La fessée reste légale au Canada:
Dans un jugement partagé à six contre trois, la Cour [suprême] conclut que l'article 43 du Code [criminel], adopté il y a plus de 100 ans et qui autorise parents et éducateurs à recourir à une force "raisonnable" pour la correction physique des enfants, ne va pas à l'encontre de la Charte canadienne des droits.Enfin notre Cour suprême montre que sa bien-pensance a des limites. Les parents peuvent encore user de leur jugement pour éduquer leurs enfants et les utopistes qui ne comprennent pas qu'il est parfois nécessaire de corriger un enfant peuvent aller se rhabiller. La famille est une des rares institution où des règles formelles et "rationnelles" n'ont pas complètement évincé une communauté morale de valeurs partagées. Je ne comprends pas ceux qui veulent judiciariser la relation entre un parent et un enfant.
Attendez un instant. Qui veut judiciariser cette relation?
Il se trouve que la Commission québécoise des droits de la personne et de la jeunesse a plaidé devant la Cour contre la fessée. Comme vous le savez, c'est cette même Commission qui cherche à étendre grandement la portée déjà large de la Charte québécoise des "droits et libertés" avec une foule de "droits à" bidons. La Commission étant responsable de l'application de la Charte, toute augmentation de la portée de la Charte se traduit nécessairement et évidemment par une augmentation du budget, du prestige, du pouvoir et de l'influence de la Commission. C'est ce qu'on appelle prêcher pour sa paroisse. La Commission fait la même chose dans ce cas-ci: si elle peut réussir à judiciariser la relation entre un parent et un enfant, elle va réussir à introduire progressivement de plus en plus de "droits à" pour les enfants et donc à étendre son empire.

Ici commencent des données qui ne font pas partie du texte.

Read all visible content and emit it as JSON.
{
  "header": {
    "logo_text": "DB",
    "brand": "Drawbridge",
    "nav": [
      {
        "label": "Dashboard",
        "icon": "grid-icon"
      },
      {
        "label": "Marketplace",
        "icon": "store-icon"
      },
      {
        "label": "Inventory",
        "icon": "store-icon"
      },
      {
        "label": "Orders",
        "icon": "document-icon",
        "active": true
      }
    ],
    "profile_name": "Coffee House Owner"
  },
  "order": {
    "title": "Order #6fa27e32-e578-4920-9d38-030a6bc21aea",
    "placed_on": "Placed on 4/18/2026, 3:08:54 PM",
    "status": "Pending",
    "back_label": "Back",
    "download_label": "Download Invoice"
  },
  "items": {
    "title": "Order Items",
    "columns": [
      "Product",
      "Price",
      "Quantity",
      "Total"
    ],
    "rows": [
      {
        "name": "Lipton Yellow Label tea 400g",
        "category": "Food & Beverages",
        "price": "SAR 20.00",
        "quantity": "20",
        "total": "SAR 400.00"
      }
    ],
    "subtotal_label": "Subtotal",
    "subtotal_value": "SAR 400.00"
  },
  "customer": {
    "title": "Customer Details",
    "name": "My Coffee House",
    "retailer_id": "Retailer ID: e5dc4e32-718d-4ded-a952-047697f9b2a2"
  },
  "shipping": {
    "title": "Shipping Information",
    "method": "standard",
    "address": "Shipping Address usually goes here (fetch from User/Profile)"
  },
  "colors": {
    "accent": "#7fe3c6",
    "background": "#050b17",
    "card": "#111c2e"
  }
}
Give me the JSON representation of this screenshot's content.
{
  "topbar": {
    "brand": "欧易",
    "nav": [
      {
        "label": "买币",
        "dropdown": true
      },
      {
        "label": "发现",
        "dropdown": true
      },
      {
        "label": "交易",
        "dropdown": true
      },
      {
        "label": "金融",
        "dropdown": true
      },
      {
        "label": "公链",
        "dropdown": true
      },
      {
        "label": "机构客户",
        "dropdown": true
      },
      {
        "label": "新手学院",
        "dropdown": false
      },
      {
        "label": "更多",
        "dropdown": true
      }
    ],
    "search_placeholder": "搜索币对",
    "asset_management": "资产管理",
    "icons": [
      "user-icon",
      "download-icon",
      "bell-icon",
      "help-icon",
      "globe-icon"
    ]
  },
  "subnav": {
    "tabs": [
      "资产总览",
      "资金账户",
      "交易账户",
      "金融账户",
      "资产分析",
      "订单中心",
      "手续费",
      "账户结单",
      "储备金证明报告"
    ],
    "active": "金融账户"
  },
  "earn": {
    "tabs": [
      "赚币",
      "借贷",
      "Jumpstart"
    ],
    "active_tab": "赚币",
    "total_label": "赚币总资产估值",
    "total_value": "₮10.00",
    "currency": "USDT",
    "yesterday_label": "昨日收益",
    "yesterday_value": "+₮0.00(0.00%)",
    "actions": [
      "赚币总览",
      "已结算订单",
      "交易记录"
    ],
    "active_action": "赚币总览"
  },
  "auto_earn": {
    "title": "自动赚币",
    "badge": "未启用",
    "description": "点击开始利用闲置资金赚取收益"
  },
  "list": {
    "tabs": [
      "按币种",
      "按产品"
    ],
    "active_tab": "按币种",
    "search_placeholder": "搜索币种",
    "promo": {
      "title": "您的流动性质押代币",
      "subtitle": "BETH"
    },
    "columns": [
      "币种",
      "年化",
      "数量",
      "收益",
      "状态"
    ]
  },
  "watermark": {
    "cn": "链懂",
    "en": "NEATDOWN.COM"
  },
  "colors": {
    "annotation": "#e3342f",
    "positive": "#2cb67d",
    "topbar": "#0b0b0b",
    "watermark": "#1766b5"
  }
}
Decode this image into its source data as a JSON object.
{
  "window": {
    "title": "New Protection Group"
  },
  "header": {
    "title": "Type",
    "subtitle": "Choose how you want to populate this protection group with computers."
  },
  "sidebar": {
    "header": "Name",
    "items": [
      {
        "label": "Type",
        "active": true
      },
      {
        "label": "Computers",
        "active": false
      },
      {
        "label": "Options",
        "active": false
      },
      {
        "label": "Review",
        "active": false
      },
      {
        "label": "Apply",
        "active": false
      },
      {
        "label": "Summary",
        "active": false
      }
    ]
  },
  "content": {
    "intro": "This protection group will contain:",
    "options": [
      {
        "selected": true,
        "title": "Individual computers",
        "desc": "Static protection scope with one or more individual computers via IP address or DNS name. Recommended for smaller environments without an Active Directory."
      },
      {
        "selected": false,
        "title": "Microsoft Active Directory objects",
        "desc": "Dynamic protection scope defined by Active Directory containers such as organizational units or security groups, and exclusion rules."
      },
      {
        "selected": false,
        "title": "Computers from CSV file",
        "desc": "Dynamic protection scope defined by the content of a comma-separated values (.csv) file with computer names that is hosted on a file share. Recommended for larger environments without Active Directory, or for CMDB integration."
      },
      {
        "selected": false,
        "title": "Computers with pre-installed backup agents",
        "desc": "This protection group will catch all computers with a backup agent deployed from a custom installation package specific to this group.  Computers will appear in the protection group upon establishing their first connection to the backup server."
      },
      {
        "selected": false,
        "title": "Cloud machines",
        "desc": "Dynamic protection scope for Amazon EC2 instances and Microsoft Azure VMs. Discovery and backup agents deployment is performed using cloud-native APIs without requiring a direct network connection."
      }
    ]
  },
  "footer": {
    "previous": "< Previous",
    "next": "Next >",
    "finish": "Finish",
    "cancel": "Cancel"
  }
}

Sûrement que la Commission en baverait si elle pouvait opérer sous les lois belges. Un cardinal belge est poursuivi en justice pour avoir affirmé que l'homosexualité était une perversion sexuelle. Avant, on mettait en prison les homosexuels; maintenant, on met en prison ceux qui disent des choses politiquement incorrectes sur les homosexuels. Bienvenue dans le paradis progressiste.
MISE À JOUR 2004-01-31 18h15: Voir aussi cet article de David Bernstein sur la menace que les Commission de "droits de la personne" font peser sur les libertés civiles.